Constitutional chromothripsis of the APC locus as a cause of genetic predisposition to colon cancer

Purpose Approximately 20% of patients with clinical familial adenomatous polyposis (FAP) remain unsolved after molecular genetic analysis of the APC and other polyposis genes, suggesting additional pathomechanisms. Methods We applied multidimensional genomic analysis employing chromosomal microarray profiling, optical mapping, long-read genome and RNA sequencing combined with FISH and standard PCR of genomic and complementary DNA to decode a patient with an attenuated FAP that had remained unsolved by Sanger sequencing and multigene panel next-generation sequencing for years.
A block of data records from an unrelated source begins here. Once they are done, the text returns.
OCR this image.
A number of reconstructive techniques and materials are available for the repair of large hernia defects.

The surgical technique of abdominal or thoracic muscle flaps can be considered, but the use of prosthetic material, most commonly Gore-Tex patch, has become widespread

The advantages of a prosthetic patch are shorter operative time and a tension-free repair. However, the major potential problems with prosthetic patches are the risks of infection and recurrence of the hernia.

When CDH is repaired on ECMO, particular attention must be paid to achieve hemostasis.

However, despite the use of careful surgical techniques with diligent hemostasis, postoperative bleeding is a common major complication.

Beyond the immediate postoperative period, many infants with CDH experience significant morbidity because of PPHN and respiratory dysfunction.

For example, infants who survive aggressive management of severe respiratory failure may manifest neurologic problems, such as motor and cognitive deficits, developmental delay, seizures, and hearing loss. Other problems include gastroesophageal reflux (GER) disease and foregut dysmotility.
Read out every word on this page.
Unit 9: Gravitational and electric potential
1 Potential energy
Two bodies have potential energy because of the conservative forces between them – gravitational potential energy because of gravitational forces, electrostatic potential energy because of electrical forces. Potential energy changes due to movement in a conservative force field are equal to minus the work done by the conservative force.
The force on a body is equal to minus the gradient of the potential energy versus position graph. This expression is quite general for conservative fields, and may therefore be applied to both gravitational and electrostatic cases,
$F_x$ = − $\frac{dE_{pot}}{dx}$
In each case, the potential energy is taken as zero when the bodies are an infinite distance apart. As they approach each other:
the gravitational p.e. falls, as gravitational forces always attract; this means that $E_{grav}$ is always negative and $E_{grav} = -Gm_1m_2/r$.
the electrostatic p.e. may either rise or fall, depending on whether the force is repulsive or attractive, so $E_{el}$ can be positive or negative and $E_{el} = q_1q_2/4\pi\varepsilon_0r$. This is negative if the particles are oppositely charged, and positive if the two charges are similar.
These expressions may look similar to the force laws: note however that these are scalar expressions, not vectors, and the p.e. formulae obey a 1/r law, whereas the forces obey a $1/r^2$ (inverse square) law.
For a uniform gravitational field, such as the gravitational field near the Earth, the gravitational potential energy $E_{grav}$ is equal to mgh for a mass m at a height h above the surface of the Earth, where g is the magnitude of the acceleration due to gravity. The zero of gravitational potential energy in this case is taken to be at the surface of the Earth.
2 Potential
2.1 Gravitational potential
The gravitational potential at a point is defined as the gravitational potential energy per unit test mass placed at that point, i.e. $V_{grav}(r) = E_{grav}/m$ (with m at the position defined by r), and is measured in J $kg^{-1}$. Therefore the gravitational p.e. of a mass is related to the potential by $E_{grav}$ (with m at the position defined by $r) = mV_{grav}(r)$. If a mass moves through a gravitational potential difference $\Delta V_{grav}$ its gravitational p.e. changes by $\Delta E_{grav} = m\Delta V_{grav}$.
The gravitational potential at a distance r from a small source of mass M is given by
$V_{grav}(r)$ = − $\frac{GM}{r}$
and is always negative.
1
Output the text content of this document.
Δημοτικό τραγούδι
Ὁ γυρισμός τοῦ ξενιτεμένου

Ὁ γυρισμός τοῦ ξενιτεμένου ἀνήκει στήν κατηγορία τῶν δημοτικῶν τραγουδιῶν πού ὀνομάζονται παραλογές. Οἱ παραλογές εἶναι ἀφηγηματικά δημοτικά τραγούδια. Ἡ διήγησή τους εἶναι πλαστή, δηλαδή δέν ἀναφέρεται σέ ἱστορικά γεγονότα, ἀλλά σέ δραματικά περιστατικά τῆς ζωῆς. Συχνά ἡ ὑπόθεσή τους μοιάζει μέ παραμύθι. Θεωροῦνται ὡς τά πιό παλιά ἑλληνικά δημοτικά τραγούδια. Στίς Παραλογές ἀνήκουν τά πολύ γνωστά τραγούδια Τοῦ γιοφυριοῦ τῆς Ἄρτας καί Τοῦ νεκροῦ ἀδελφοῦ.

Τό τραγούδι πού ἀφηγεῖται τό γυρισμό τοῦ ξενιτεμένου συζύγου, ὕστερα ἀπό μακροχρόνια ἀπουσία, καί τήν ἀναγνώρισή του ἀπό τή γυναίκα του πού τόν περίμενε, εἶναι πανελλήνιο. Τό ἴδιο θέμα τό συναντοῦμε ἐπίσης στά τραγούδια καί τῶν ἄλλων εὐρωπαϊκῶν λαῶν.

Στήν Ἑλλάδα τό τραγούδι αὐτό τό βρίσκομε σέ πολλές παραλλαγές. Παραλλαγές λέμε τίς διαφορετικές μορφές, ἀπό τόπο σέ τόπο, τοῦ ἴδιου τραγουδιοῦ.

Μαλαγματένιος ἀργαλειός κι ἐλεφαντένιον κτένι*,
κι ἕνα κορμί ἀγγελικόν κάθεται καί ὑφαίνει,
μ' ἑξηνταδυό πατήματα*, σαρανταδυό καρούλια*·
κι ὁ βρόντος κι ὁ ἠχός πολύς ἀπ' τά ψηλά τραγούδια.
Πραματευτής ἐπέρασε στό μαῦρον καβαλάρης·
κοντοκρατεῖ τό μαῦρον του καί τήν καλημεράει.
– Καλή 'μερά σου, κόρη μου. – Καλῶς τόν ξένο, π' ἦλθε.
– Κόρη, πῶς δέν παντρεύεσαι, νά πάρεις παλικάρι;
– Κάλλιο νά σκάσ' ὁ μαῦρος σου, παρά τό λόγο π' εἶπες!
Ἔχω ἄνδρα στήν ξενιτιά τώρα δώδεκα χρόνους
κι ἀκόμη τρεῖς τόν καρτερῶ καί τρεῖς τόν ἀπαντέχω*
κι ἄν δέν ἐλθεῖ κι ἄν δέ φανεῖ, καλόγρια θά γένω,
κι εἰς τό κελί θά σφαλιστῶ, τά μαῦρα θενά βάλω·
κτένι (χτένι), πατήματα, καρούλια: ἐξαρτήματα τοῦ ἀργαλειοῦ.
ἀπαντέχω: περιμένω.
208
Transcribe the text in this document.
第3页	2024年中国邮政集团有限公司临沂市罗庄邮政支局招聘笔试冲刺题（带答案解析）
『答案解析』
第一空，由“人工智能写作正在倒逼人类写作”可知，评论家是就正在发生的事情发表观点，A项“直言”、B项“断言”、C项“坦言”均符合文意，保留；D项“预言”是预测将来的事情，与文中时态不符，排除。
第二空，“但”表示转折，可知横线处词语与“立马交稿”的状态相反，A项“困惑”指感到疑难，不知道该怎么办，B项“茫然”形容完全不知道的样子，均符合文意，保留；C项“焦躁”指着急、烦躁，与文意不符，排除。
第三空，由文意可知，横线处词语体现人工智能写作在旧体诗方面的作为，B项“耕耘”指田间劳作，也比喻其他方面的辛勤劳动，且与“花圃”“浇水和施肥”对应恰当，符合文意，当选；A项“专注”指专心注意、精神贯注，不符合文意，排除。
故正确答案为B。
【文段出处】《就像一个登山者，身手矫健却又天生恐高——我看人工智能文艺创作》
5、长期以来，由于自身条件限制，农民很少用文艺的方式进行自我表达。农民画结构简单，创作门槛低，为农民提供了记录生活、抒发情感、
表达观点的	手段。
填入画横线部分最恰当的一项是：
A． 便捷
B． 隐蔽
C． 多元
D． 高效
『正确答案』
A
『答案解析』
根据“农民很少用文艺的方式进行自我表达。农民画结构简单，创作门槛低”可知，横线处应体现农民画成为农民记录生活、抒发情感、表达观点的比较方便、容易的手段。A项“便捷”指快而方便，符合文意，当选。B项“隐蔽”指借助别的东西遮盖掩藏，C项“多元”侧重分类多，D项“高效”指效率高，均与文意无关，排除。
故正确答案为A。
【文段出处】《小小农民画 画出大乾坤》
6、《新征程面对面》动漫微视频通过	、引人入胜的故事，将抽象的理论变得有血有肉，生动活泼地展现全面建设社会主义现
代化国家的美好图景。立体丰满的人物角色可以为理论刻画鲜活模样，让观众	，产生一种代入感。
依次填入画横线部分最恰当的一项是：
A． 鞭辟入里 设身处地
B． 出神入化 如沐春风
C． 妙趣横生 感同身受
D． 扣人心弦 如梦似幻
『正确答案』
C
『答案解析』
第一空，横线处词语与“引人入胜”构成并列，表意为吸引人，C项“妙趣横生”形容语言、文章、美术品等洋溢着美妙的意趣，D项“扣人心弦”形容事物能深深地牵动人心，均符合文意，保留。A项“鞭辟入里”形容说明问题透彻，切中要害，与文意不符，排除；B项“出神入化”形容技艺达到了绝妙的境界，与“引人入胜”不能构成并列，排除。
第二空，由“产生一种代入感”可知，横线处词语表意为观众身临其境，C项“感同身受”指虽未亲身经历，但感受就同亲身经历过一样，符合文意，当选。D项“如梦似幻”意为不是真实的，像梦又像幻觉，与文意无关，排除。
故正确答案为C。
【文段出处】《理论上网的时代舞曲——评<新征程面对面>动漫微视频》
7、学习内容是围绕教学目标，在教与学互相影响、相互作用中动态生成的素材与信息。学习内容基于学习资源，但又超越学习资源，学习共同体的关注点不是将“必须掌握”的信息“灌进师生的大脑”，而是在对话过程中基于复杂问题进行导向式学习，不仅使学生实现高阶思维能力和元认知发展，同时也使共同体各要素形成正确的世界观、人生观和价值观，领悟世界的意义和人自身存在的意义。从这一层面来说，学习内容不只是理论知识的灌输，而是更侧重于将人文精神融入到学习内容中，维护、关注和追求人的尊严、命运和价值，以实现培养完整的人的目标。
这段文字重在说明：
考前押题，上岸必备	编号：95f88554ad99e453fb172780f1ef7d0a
Results We identified a complex 3.9 Mb rearrangement involving 14 fragments from chromosome 5q22.1q22.3 of which three were lost, 1 reinserted into chromosome 5 and 10 inserted into chromosome 10q21.3 in a seemingly random order and orientation thus fulfilling the major criteria of chromothripsis. The rearrangement separates APC promoter 1B from the coding ORF (open reading frame) thus leading to allele-specific downregulation of APC mRNA. The rearrangement also involves three additional genes implicated in the APC-Axin-GSK3B-beta-catenin signalling pathway. Conclusions Based on comprehensive genomic analysis, we propose that constitutional chromothripsis dampening APC expression, possibly modified by additional APC-Axin-GSK3B-beta-catenin pathway disruptions, underlies the patient's clinical phenotype. The combinatorial approach we deployed provides a powerful tool set for deciphering unsolved familial polyposis and potentially other tumour syndromes and monogenic diseases.

Automated summary

This study utilized multidimensional genomic analysis to decode a patient with unsolved FAP, identifying a complex chromosomal rearrangement leading to downregulation of APC gene expression, potentially explaining the patient's clinical phenotype. The comprehensive genomic analysis proposes that constitutional chromothripsis, possibly modified by disruptions in the APC-Axin-GSK3B-beta-catenin pathway, underlies the patient's condition, demonstrating a powerful tool set for deciphering unsolved familial polyposis and other genetic diseases.